The Japanese government’s response to Covid-19 has revealed systemic inefficiency and lack of foresight. Shinzo Abe’s popularity fell as the disease spread. (Japan has about 77,000 cases of Covid-19 and about a thousand people have died, compared to more than five million cases and 83,000 deaths in India, according to the World Health Organisation.) The Japanese government’s problems should be advantageous to opposition parties. Two of the big ones, the Democratic Party for the People (DPP) and the Constitutional Democratic Party of Japan (CDP), merged in the summer, in the hope of putting up a united front at the next election. But whatever they do ahead of the polls, I do not believe they will be able to win, even against an unimpressive incumbent like Mr Suga.
A broken system
Since 1955, there have only been two instances in which Mr Suga’s Jiminto party was voted out of power and in both cases it managed to wrestle back control within a few years. The whole structure of Japan’s political system is designed to keep the same party in office for long periods.
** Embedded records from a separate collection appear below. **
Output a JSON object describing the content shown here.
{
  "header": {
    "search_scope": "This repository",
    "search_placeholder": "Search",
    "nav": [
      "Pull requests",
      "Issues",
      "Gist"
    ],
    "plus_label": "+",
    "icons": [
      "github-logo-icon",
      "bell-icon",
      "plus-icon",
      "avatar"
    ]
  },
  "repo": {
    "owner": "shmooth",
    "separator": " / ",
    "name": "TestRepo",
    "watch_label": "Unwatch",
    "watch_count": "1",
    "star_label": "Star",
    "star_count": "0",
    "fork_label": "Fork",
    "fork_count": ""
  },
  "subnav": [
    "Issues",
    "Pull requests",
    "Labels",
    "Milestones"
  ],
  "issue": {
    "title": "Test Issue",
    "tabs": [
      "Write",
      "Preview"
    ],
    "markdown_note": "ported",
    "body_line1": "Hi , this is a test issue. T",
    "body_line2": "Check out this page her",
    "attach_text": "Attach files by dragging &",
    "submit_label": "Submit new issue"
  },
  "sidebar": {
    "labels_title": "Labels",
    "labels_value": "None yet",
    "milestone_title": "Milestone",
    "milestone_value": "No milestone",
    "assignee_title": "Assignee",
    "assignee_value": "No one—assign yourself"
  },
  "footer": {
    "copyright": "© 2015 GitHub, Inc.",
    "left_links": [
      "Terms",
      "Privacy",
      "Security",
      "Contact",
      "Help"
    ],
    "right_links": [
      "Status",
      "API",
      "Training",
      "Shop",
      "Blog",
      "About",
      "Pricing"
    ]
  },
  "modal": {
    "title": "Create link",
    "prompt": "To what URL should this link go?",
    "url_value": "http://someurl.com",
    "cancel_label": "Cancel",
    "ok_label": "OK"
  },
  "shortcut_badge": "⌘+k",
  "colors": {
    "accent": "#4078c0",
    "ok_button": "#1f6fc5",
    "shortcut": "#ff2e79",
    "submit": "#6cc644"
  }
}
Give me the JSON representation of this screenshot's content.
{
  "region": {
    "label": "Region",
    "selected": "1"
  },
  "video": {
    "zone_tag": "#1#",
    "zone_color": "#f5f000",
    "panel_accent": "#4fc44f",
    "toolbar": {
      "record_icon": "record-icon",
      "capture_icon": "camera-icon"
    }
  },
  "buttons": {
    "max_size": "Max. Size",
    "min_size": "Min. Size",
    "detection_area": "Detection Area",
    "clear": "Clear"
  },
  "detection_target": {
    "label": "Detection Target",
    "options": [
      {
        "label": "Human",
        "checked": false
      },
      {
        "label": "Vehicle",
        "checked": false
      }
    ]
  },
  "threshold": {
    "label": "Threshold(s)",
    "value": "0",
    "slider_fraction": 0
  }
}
Even though there are frequent elections, which seem to be free and fair, Japan has ended up with a one-party system, largely because Jiminto has tweaked the rules to keep it that way.
People seem to accept this state of affairs because it brings stability and a pervasive air of calm. It also suits the hierarchical nature of Japanese society and fits with its reverence for the wisdom of old age. There is currently no wave of populism in Japan and Mr Suga is presenting himself as a gentle reformer rather than a bold iconoclast. Yet I note that there is a clause near the start of Jiminto’s constitution which says: “The party looks to the future by committing to ongoing reform.” We can see from this summer’s leadership race that reform is needed within the party. I believe this should be extended to the whole of Japan’s moribund political system. Unless there is profound change in the way the leaders engage with the electorate, it is unlikely that Japan will be regarded as a true democracy.
(Duncan Bartlett is the Editor of Asian Affairs magazine and a regular columnist for The Economic Times.)